# First bonefish trip



## JpBonefish (May 10, 2010)

Had the opportunity to fish for bonefish for the first time in Exuma, Bahamas with Captain Bonefish Stevie. We caught 9 (5 on the fly) and my girlfriend caught her first on spin outfit. My fish were fought on an orvis helio 9 wt with a TFO 9wt rod. The winds were constant, the clouds were present making the outing that more challenging. I am hooked.


----------



## seadave (Feb 7, 2005)

Nice fish!


----------



## Meadowlark (Jul 19, 2008)

Great fun....and Exuma is really a cool place to go. 

The only bad thing about bonefishing is the distance you have to travel to find them...but that takes you to some great places like Exuma, so I guess that's a good thing.

Reminds me of a trip returning from Long Island on Bahamas Air. One local lady walked up to the pilot just after takeoff (this was before tight security) and asked him to land in Exuma to pick up her cousin....only in the Bahamas, LOL. 

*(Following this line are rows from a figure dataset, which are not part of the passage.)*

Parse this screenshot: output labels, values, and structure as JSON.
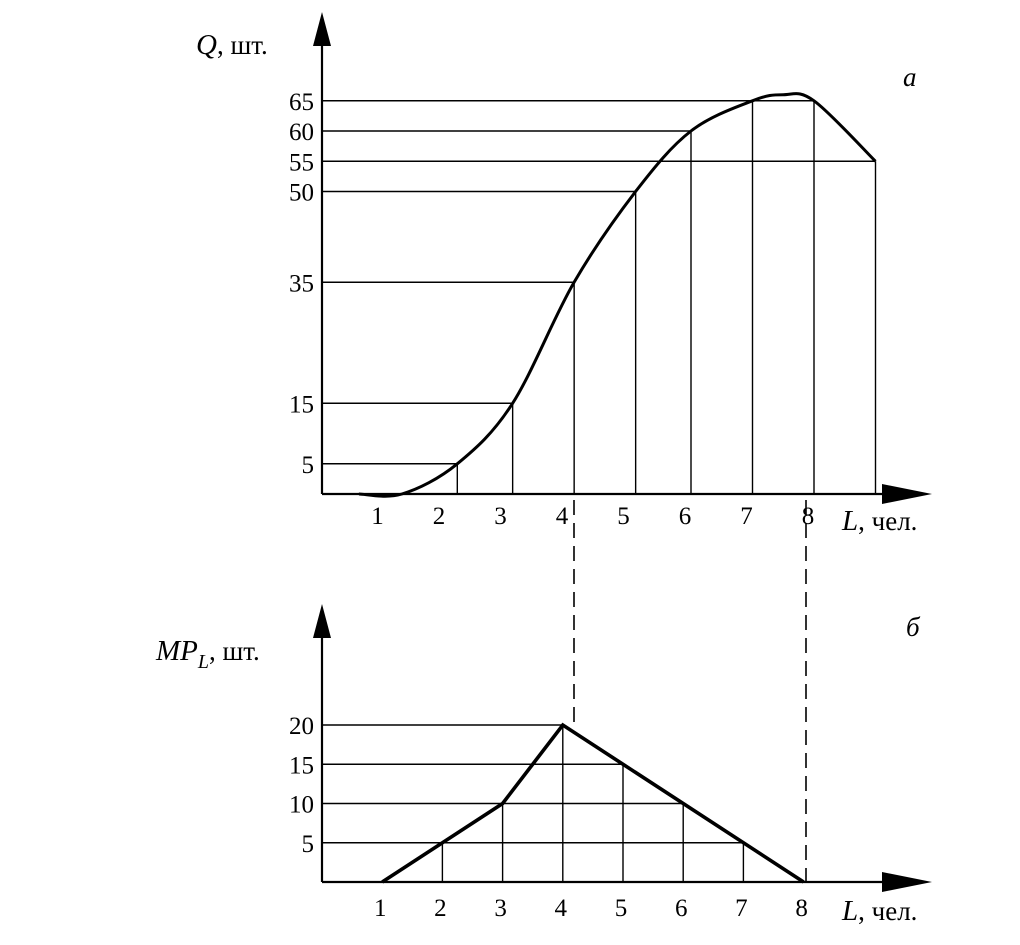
{
  "chart_data": [
    {
      "type": "line",
      "panel_label": "а",
      "y_var": "Q",
      "y_unit": ", шт.",
      "x_var": "L",
      "x_unit": ", чел.",
      "x_ticks": [
        "1",
        "2",
        "3",
        "4",
        "5",
        "6",
        "7",
        "8"
      ],
      "y_ticks": [
        "5",
        "15",
        "35",
        "50",
        "55",
        "60",
        "65"
      ],
      "series": [
        {
          "x": [
            1.3,
            2.2,
            3.1,
            4.1,
            5.1,
            6.0,
            7.0,
            7.5,
            8.0,
            9.0
          ],
          "y": [
            0,
            5,
            15,
            35,
            50,
            60,
            65,
            66,
            65,
            55
          ]
        }
      ],
      "reference_points": [
        {
          "x": 2.2,
          "y": 5
        },
        {
          "x": 3.1,
          "y": 15
        },
        {
          "x": 4.1,
          "y": 35
        },
        {
          "x": 5.1,
          "y": 50
        },
        {
          "x": 6.0,
          "y": 60
        },
        {
          "x": 7.0,
          "y": 65
        },
        {
          "x": 8.0,
          "y": 65
        },
        {
          "x": 9.0,
          "y": 55
        }
      ],
      "grid": "drop-lines"
    },
    {
      "type": "line",
      "panel_label": "б",
      "y_var": "MP",
      "y_sub": "L",
      "y_unit": ", шт.",
      "x_var": "L",
      "x_unit": ", чел.",
      "x_ticks": [
        "1",
        "2",
        "3",
        "4",
        "5",
        "6",
        "7",
        "8"
      ],
      "y_ticks": [
        "5",
        "10",
        "15",
        "20"
      ],
      "series": [
        {
          "x": [
            1,
            3,
            4,
            8
          ],
          "y": [
            0,
            10,
            20,
            0
          ]
        }
      ],
      "reference_points": [
        {
          "x": 2,
          "y": 5
        },
        {
          "x": 3,
          "y": 10
        },
        {
          "x": 4,
          "y": 20
        },
        {
          "x": 5,
          "y": 15
        },
        {
          "x": 6,
          "y": 10
        },
        {
          "x": 7,
          "y": 5
        }
      ],
      "grid": "drop-lines"
    }
  ]
}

The pilot made a hard left turn to the Exuma run way and sure enough there was the cousin. The cousin brought bottles of rum for everyone, so I guess the flight was worth it, LOL. 

Nothing like the Bahamas.


----------



## Permit Rat (May 13, 2014)

*Nothing Like the Bahamas*

_"Nothing like the Bahamas,"....._you got that right Meadowlark. Then there was the guy who used to "expedite" his passage through customs and immigration at West End......_with a bonefish_....(given to the customs agent when he checked out.) Bahamians love bonefish.


----------